Memrise bietet dir ein, zum Teil kostenloses, Sprachlern-Programm, bei dem du eigenständig Sprachen erlernst und dabei von der intuitiven Memrise-KI unterstützt wirst. Ob Memrise tatsächlich für einen vollständigen Spracherwerb ausreicht oder du dir eher einen soliden Grundwortschatz aneignest, verrate ich dir hier:

Wie lernst du mit Memrise Englisch und wie ist die App aufgebaut?

Mir gefällt bei Memrise der etwas andere Lernansatz. Lernen durch Videos ist zwar nicht neu, aber Memrise hat das Ganze recht gut aufgezogen. Es war eine interessante Erfahrung, durch Bilder und Videos neue Wörter zu lernen.

Aber: Auch wenn Memrise dir neue Vokabeln und Wörter durch Zuhören und Zuschauen vermitteln will, so ganz wirst du ums Vokabel pauken nicht ganz herumkommen. Gerade Anfänger:innen ohne Grundkenntnisse tun sich anfangs schwer, da die ersten Wörter zwar recht simpel sind, das Tempo dann doch aber recht schnell anzieht und du bereits in der 3. Lektion kleinere Sätze verstehen sollst.

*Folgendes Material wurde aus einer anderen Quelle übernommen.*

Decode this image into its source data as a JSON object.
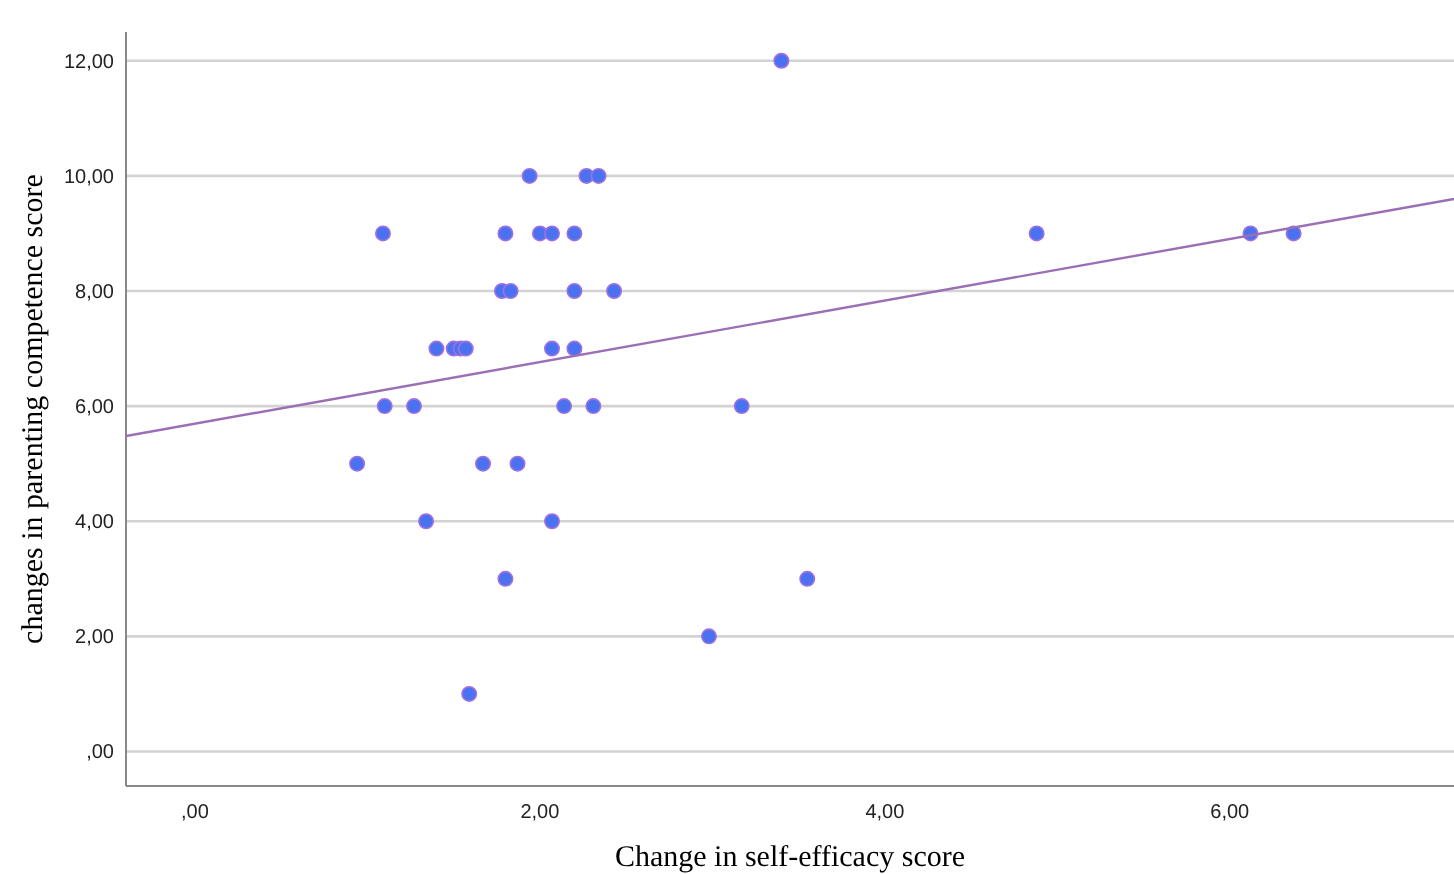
{
  "chart_data": {
    "type": "scatter",
    "xlabel": "Change in self-efficacy score",
    "ylabel": "changes in parenting competence score",
    "xlim": [
      -0.4,
      7.3
    ],
    "ylim": [
      -0.6,
      12.5
    ],
    "xticks": [
      {
        "value": 0,
        "label": ",00"
      },
      {
        "value": 2,
        "label": "2,00"
      },
      {
        "value": 4,
        "label": "4,00"
      },
      {
        "value": 6,
        "label": "6,00"
      }
    ],
    "yticks": [
      {
        "value": 0,
        "label": ",00"
      },
      {
        "value": 2,
        "label": "2,00"
      },
      {
        "value": 4,
        "label": "4,00"
      },
      {
        "value": 6,
        "label": "6,00"
      },
      {
        "value": 8,
        "label": "8,00"
      },
      {
        "value": 10,
        "label": "10,00"
      },
      {
        "value": 12,
        "label": "12,00"
      }
    ],
    "grid": "y",
    "series": [
      {
        "color": "#4a72f0",
        "x": [
          3.4,
          1.94,
          2.27,
          2.34,
          1.09,
          1.8,
          2.0,
          2.07,
          2.2,
          4.88,
          6.12,
          6.37,
          1.78,
          1.83,
          2.2,
          2.43,
          1.4,
          1.5,
          1.54,
          1.57,
          2.07,
          2.2,
          1.1,
          1.27,
          2.14,
          2.31,
          3.17,
          0.94,
          1.67,
          1.87,
          1.34,
          2.07,
          1.8,
          3.55,
          2.98,
          1.59
        ],
        "values": [
          12,
          10,
          10,
          10,
          9,
          9,
          9,
          9,
          9,
          9,
          9,
          9,
          8,
          8,
          8,
          8,
          7,
          7,
          7,
          7,
          7,
          7,
          6,
          6,
          6,
          6,
          6,
          5,
          5,
          5,
          4,
          4,
          3,
          3,
          2,
          1
        ]
      },
      {
        "type": "line",
        "color": "#9b6fb5",
        "x": [
          -0.4,
          7.3
        ],
        "values": [
          5.48,
          9.6
        ]
      }
    ]
  }
}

Von “Hi” und “Hello” in Windeseile zu ganzen Sätzen. Memrise legt vor allem anfangs ordentlich an Tempo zu.
Von “Hi” und “Hello” in Windeseile zu ganzen Sätzen. Memrise legt vor allem anfangs ordentlich an Tempo zu.
Screenshot: trusted.de
Quelle: memrise.com

Sobald aber die ersten Vokabeln sitzen und du diese auch in einfachen Sätzen verwenden und verstehen kannst, profitierst du von der immersiven Lernmethode.

Memrise verwendet zum Englisch lernen die Immersionsmethode, indem es stark auf wiederholtes und kontextuelles Lernen setzt. In interaktiven Kursen sollen Lernende in eine Sprachumgebung richtiggehend „eintauchen“. Hierfür werden Wörter, Sätze und Phrasen von Native Speakern in verschiedenen Alltagssituationen, oft begleitet von Bildern oder visuellen Hinweisen, gezeigt.

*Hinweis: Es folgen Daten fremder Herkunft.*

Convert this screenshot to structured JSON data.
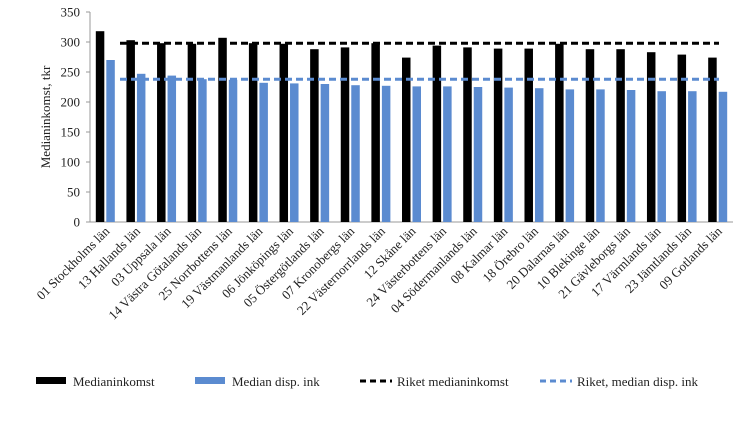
{
  "chart_data": {
    "type": "bar",
    "title": "",
    "xlabel": "",
    "ylabel": "Medianinkomst, tkr",
    "ylim": [
      0,
      350
    ],
    "yticks": [
      0,
      50,
      100,
      150,
      200,
      250,
      300,
      350
    ],
    "grid": false,
    "legend_position": "bottom",
    "categories": [
      "01 Stockholms län",
      "13 Hallands län",
      "03 Uppsala län",
      "14 Västra Götalands län",
      "25 Norrbottens län",
      "19 Västmanlands län",
      "06 Jönköpings län",
      "05 Östergötlands län",
      "07 Kronobergs län",
      "22 Västernorrlands län",
      "12 Skåne län",
      "24 Västerbottens län",
      "04 Södermanlands län",
      "08 Kalmar län",
      "18 Örebro län",
      "20 Dalarnas län",
      "10 Blekinge län",
      "21 Gävleborgs län",
      "17 Värmlands län",
      "23 Jämtlands län",
      "09 Gotlands län"
    ],
    "series": [
      {
        "name": "Medianinkomst",
        "color": "#000000",
        "values": [
          318,
          303,
          298,
          297,
          307,
          298,
          297,
          288,
          291,
          298,
          274,
          294,
          291,
          289,
          289,
          297,
          288,
          288,
          283,
          279,
          274
        ]
      },
      {
        "name": "Median disp. ink",
        "color": "#5b8bd0",
        "values": [
          270,
          247,
          244,
          238,
          237,
          232,
          231,
          230,
          228,
          227,
          226,
          226,
          225,
          224,
          223,
          221,
          221,
          220,
          218,
          218,
          217
        ]
      }
    ],
    "reference_lines": [
      {
        "name": "Riket medianinkomst",
        "value": 298,
        "color": "#000000",
        "style": "dashed"
      },
      {
        "name": "Riket, median disp. ink",
        "value": 238,
        "color": "#5b8bd0",
        "style": "dashed"
      }
    ]
  }
}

Diese Methode hat durchaus Vorteile, doch nicht jede:r Lerntyp kommt damit zurecht. Ich bin zum Beispiel eher der Kartei-Karten-Typ und erstelle mir beim Lernen selbst entsprechende „Bilder“ der Vokabeln. Dafür tue ich mich beim reinen Zuhören eher schwer.

Die Immersionstechnik von Memrise basiert auf häufigem Wiederholen („spaced repetition“) und gleichzeitigem Anwenden des Gelernten. Das ist toll, denn so kannst du in interaktiven Übungen, Abfragekarten oder Lernspielen die eben gelernten Vokabeln im besten Fall direkt anwenden. Du die verschiedenen Alltagssituationen wird dein Sprachverständnis geschult, damit du dich irgendwann später selbst flüssig unterhalten kannst.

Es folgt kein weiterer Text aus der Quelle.